Oireachtas Joint and Select Committees

Wednesday, 15 September 2021

Joint Oireachtas Committee on Health

Update on Covid-19: Discussion

Professor Philip Nolan:

There is a very simple answer to that question, which is that if the entire population was vaccinated we would still see some cases and all of those cases would be in vaccinated people. At very high levels of vaccination, it is not surprising to find that about half of the cases are in vaccinated people. What that tells us is that we are only seeing the tip of an infection iceberg, that for every infection you see in a vaccinated person the vaccines are preventing seven, eight or nine infections in other people.

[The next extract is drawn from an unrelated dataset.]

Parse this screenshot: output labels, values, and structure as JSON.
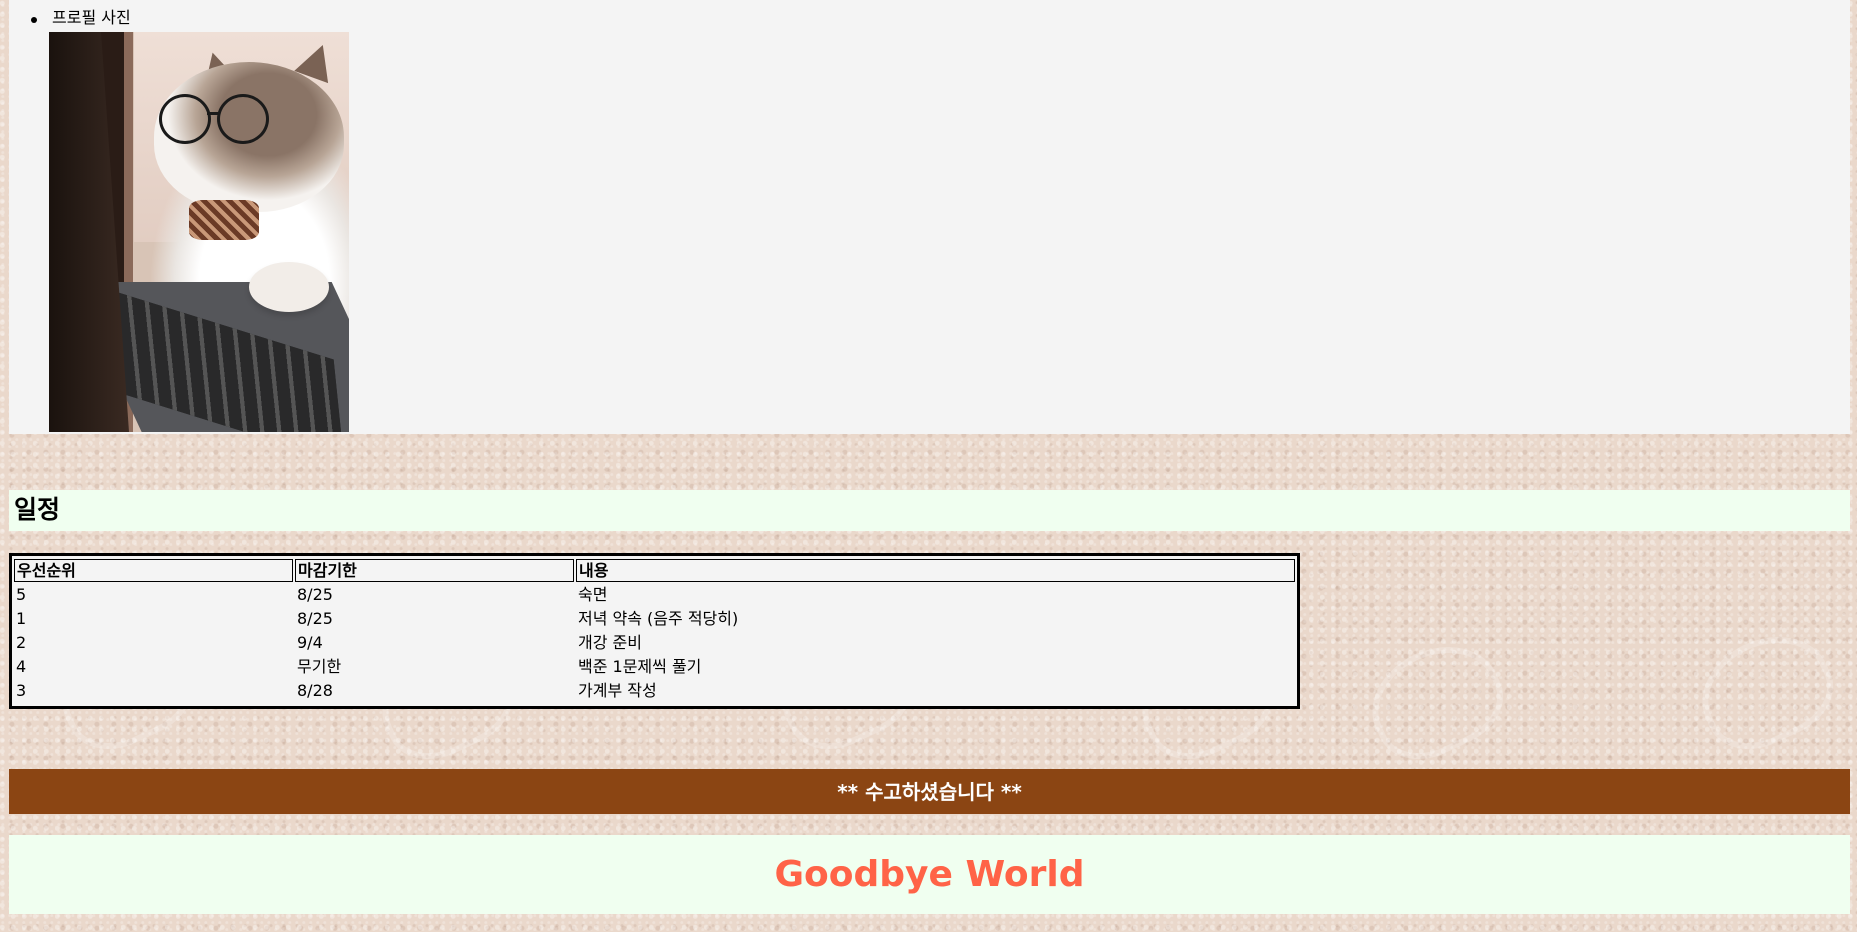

The unfortunate thing about that statistic is what you are not seeing is the infections that have been prevented in the vaccinated people, but you are seeing the modest number of breakthrough infections in the vaccinated people and in a similar number of infections in unvaccinated people. Further, when you look at the numbers admitted to intensive care or, sadly, the numbers dying, they remain quite radically different. The significance of an infection in a highly vaccinated population is different because that infection is significantly less likely to progress to severe disease and very much less likely to result in a death, particularly in the healthier and younger part of the vaccinated population. In no way should that statistic erode confidence in the vaccination programme. We should constantly be reminding ourselves of the huge numbers of infections that vaccination is preventing and the huge numbers of hospitalisations and deaths that vaccination is preventing in those people who are vaccinated.